The Young Lincoln



The Young Lincoln, c. 1945
Charles Keck
Senn Park
South of West Thorndale Avenue and east of North Clark Street

            The re-designed Senn Park sits upon land that once belonged to the Kransz family and Abraham Lincoln is rumored to have stopped at Nicholas Kransz’s Seven Mile House during his 1860 campaign for president. This 13-foot tall bronze version of Lincoln, showing him as a humble, barefoot young man sitting on a tree stump with a book, was created by Charles Keck, one-time apprentice to Augustus Saint-Gaudens, the sculptor responsible for what was once voted the “greatest work of sculpture in America,” the Standing Lincoln located in Chicago’s Lincoln Park.
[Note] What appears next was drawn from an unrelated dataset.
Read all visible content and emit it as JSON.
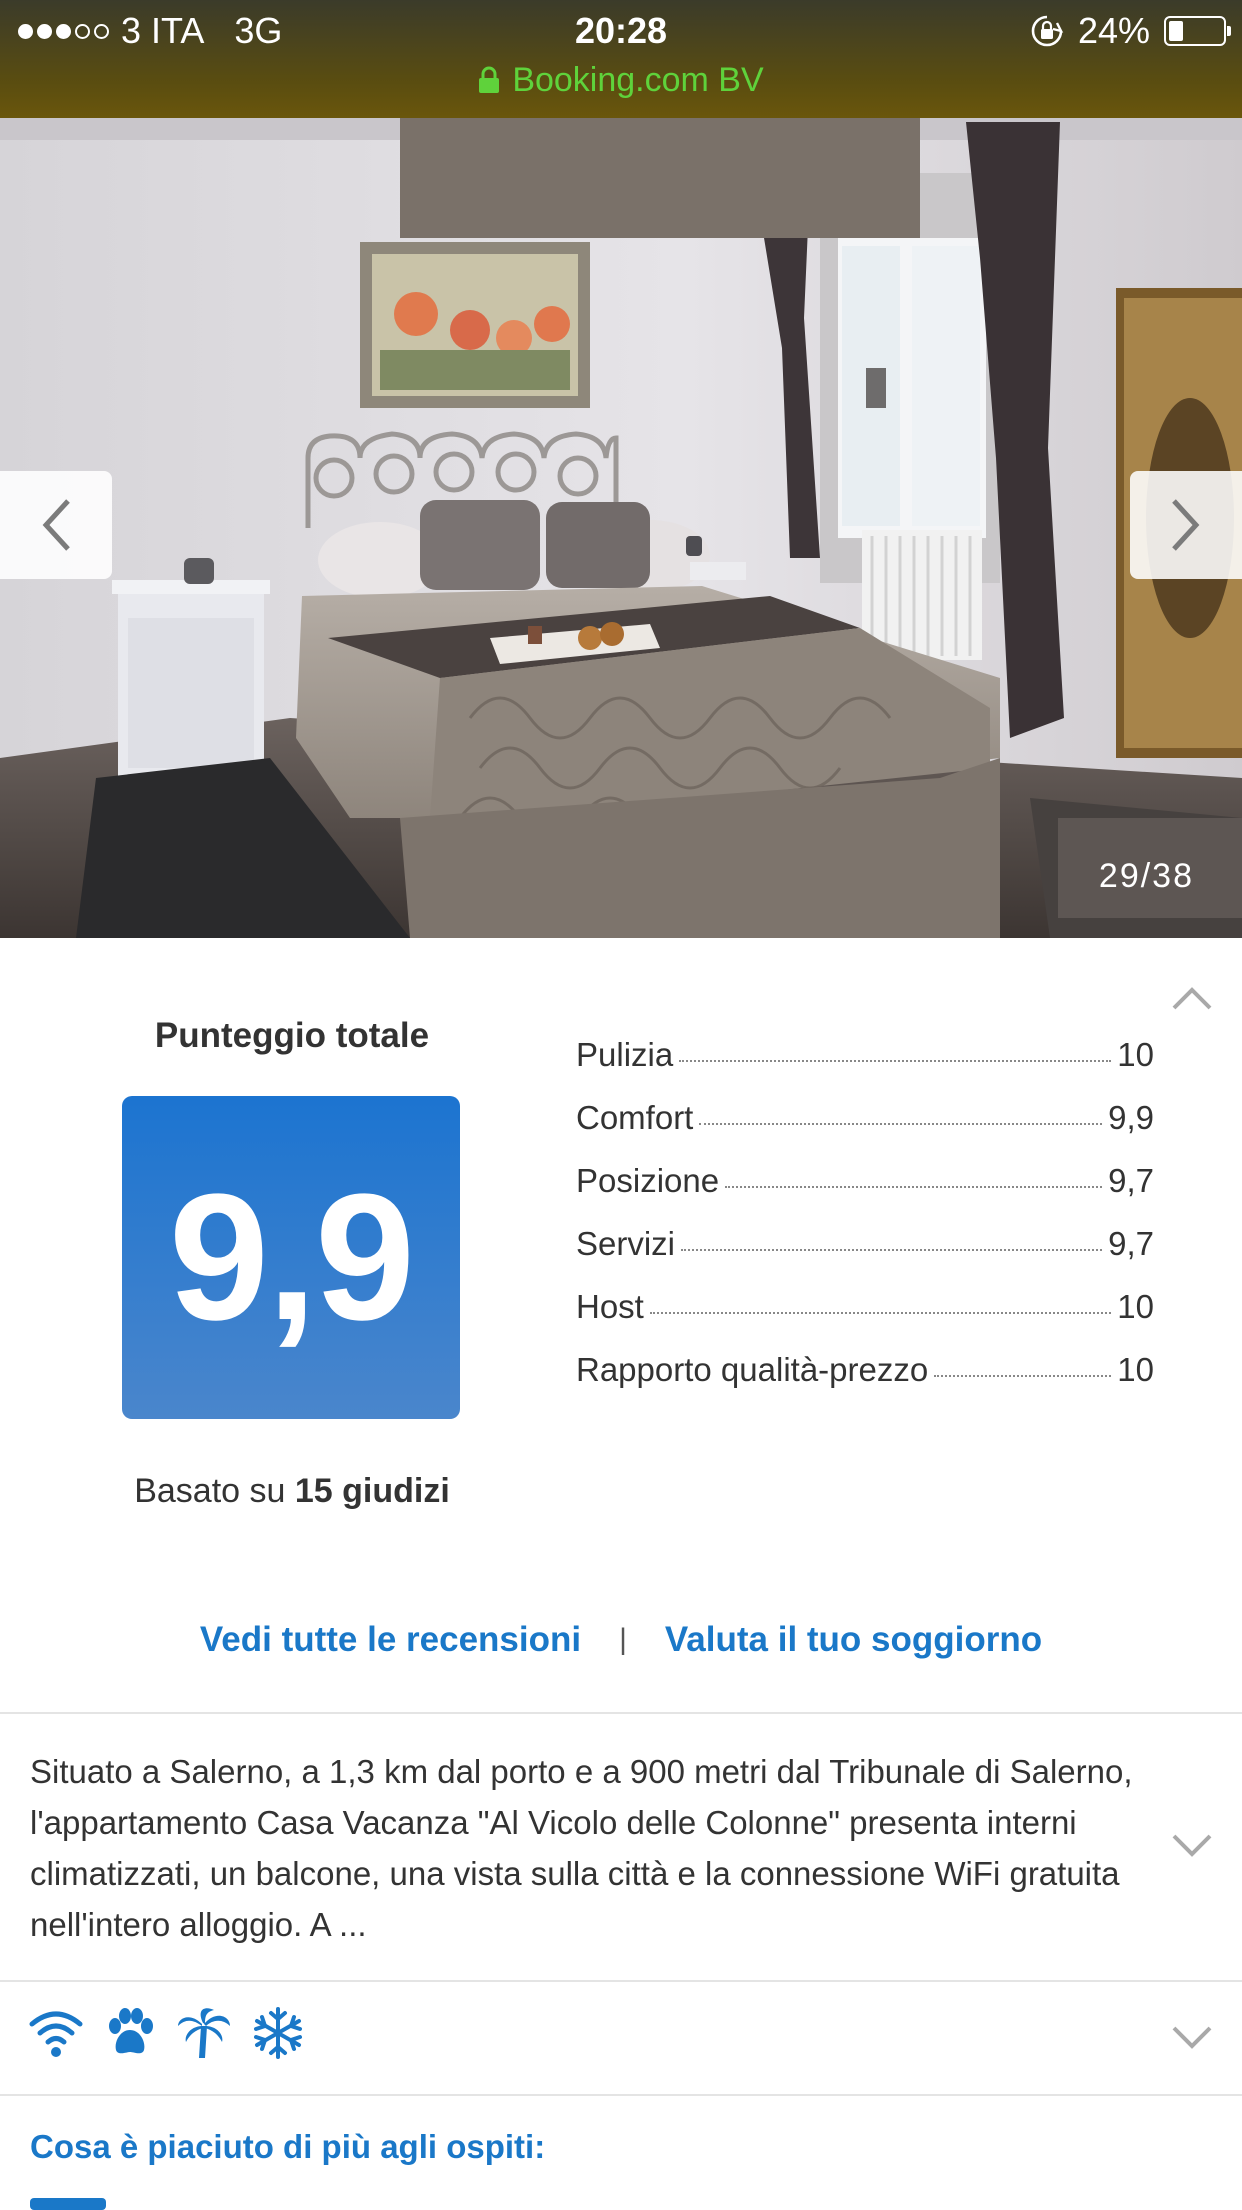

            The Keck family donated this work to the G.A.R. (Grand Army of the Republic) collection at the Chicago Public Library, located at the time on N. Michigan Avenue. In 1997, it was loaned to the Chicago Park District so that it could be installed in Senn Park in the Edgewater community. Following the construction of Ridge Avenue in the 1960s, intended as a temporary link between Lake Shore Drive and the Edens expressway, the road widened and lengthened and contributed to a cycle of disinvestment in the area. Edgewater residents hoped to increase the green space and improve overall living conditions so they appealed to the Park District to purchase this plot, otherwise slated to house a muffler shop. Landscape architects incorporated the monument into the design for this triangular corner.